Also leierte ich missmutig das Allerweltswis­sen herunter, das mir bei den Stichworten „Gerichtsverhandlung“ und „Strafpro­zess“ in den Sinn kam: „Bei einer Gerichtsverhand­lung in einer Strafsa­che wird geklärt, ob je­mand ein Verbrechen, dessen er ange­klagt ist, auch wirklich begangen hat. Der Beschuldigte darf sich dabei von einem Rechtsanwalt verteidi­gen lassen, die Gegen­seite wird von einem Staatsanwalt ver­tre­ten. Am Ende ent­scheidet das Gericht, ob der Angeklagte schuldig ist und welches Straf­maß über ihn verhängt wird.“

„Strafmaß …“, überlegte Paula. „Da geht es dann um die Wiedergutmachung – richtig?“

Ich zögerte. „Schon – darum auch“, entgeg­nete ich schließ­lich. „Wenn jemand Steuern hinterzogen oder in seiner Firma Gel­der veruntreut hat, muss er den Schaden natür­lich wiedergutmachen. Das ist aber unab­hängig von der Strafe. Die bekommt er dafür auferlegt, dass er sich sozusagen an der Gemeinschaft versündigt hat.“

„Ach so“, missverstand mich Paula. „Dann handelt es sich dabei wohl um eine Art reli­giösen Ritus.“

„Aber nein“, wiegelte ich ab. „Damit hat das überhaupt nichts zu tun. Die Strafe soll viel­mehr eine abschreckende Wirkung entfalten und so einer Wiederholung des Verge­hens vorbeu­gen.“

„Und wie sieht so eine Strafe konkret aus?'“ wollte Paula wis­sen.

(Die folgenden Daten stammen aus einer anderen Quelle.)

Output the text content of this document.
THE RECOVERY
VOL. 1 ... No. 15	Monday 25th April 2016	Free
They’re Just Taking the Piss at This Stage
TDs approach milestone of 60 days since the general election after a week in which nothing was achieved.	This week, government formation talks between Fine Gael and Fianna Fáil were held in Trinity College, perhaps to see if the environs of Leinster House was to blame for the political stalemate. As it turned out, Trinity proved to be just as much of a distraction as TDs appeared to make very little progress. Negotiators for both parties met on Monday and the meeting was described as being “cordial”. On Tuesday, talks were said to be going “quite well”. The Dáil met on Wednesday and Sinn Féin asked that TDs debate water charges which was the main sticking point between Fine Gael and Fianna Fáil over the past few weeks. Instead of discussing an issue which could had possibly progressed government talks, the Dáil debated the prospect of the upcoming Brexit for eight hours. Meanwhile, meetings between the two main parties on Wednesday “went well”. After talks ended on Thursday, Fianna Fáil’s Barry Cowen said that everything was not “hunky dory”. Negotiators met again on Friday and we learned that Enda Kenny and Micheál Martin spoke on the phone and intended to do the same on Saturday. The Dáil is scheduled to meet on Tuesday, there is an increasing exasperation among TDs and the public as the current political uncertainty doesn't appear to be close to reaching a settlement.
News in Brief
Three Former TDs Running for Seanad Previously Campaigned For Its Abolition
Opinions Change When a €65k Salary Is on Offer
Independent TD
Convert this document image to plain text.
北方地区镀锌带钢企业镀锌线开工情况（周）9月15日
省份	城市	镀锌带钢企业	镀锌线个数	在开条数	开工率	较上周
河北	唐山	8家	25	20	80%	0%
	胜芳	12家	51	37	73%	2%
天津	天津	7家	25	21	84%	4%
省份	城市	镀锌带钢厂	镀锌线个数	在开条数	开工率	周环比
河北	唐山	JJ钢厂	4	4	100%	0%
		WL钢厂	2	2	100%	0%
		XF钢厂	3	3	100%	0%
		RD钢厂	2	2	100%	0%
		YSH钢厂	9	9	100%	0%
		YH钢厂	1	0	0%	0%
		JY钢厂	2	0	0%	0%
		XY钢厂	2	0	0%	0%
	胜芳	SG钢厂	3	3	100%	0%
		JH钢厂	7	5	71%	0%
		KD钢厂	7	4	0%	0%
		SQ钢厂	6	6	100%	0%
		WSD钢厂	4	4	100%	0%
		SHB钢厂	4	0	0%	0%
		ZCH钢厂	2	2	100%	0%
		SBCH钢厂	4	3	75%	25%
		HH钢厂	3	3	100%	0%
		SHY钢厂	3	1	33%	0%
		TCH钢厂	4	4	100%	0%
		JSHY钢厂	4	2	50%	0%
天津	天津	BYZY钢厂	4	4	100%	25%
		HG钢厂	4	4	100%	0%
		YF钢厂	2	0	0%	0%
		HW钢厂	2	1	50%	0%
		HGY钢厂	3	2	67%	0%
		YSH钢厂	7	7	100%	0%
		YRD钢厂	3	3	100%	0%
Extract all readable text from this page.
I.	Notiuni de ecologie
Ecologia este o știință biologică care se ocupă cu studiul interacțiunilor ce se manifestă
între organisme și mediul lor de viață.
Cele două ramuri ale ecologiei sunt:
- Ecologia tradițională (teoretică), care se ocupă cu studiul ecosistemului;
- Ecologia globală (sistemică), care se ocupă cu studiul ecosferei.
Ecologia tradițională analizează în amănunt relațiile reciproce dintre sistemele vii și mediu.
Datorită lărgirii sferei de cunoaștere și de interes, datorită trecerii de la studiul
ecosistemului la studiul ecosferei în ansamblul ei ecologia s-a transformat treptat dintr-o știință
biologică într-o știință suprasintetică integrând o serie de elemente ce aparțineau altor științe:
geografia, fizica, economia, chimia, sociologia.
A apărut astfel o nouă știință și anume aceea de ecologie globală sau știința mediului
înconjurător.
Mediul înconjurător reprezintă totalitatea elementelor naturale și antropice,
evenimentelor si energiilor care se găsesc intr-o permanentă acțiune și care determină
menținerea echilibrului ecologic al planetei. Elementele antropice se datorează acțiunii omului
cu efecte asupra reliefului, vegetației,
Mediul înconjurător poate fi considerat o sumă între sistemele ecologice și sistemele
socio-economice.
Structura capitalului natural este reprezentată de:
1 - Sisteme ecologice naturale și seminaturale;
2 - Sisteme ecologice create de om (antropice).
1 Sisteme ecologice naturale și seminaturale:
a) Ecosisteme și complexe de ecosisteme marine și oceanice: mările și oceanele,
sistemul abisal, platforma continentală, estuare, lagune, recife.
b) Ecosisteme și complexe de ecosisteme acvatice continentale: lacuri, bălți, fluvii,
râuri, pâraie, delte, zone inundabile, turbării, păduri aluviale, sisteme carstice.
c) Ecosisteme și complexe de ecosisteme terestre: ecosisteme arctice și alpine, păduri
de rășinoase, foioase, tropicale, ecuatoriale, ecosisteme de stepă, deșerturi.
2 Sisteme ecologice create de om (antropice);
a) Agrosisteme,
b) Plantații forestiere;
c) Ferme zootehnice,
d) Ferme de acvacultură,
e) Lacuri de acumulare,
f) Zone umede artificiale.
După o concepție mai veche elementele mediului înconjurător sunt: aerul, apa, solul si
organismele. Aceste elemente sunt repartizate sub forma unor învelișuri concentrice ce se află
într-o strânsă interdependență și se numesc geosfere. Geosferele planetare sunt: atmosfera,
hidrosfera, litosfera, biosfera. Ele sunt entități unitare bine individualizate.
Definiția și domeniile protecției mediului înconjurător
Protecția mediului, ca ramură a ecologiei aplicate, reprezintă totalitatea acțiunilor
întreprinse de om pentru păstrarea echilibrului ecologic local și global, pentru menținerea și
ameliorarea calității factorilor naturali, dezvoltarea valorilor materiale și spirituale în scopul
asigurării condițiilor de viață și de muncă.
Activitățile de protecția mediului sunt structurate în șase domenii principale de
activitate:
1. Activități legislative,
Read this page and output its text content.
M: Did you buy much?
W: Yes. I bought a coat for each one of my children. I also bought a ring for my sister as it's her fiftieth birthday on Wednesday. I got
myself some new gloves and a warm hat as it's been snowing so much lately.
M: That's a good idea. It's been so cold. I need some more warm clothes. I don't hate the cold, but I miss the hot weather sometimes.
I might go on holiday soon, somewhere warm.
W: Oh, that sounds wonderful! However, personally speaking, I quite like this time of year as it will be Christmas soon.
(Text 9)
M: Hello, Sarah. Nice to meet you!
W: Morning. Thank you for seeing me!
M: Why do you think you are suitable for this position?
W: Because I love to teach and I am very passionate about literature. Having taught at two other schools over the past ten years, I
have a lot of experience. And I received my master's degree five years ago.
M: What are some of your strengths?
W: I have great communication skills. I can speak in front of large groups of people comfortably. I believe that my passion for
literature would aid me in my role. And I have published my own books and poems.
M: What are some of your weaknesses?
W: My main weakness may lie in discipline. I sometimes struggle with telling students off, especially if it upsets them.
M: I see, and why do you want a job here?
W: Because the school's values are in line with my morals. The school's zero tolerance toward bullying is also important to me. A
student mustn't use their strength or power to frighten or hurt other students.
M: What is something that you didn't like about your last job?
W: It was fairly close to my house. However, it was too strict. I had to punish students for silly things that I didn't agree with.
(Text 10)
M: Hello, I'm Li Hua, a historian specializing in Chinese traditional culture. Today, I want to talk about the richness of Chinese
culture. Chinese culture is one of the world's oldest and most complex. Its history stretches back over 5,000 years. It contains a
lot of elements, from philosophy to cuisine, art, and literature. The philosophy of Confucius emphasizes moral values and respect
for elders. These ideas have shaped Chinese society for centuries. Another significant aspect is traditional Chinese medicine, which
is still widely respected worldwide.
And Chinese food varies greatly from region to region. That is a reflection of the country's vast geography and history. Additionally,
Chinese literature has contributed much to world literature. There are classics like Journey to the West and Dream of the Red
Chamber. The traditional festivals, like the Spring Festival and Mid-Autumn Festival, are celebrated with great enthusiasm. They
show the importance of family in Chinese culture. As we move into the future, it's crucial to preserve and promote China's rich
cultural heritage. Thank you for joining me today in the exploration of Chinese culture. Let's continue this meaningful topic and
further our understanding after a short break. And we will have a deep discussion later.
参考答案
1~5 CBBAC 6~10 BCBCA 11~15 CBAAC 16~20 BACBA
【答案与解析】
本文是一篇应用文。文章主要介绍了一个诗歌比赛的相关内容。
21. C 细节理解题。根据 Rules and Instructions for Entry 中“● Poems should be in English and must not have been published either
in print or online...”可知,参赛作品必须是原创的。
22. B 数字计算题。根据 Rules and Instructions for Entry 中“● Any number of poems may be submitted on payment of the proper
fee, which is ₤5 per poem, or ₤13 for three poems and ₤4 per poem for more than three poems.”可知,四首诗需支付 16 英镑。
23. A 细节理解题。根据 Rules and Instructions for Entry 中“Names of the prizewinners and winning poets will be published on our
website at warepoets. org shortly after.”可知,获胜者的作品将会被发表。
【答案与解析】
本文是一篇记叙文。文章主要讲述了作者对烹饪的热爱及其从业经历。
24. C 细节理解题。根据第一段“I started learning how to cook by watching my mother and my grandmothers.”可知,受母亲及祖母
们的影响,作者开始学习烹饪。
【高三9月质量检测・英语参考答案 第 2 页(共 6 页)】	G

„Nun“, erläuterte ich, „bei geringen Verge­hen kommt man oft mit einer Geldstrafe davon. Ansonsten gibt es die An­drohung der Haft – die Haftstrafe auf Bewährung – und die wirkliche Gefängnisstrafe.“

Paula sah mich aus großen Augen an: „Ge­fängnisstrafe?“

Schon etwas genervt von der kleinkindhaf­ten Ausfragerei, erwiderte ich kurz: „Na, die Freiheitsstrafe. Willst du mir etwa weisma­chen, dass es so etwas bei euch nicht gibt?“

Da Paula nur bedauernd den Kopf schüt­telte, ergänzte ich: „Bei einem vorüberge­henden Freiheitsentzug werden Menschen für eine be­grenzte Zeit in eine Zelle einge­sperrt. Der Ausschluss aus der Gemein­schaft, den sie durch ihr Verhalten selbst herbeigeführt haben, wird ihnen dabei ge­wissermaßen konkret erfahrbar ge­macht.“

Paula erhob sich von ihrem Platz und trat näher an den Kamin heran, um sich zu wär­men. Auf die Dauer war es doch nicht ganz so warm in der Hütte, wie ich gehofft hatte.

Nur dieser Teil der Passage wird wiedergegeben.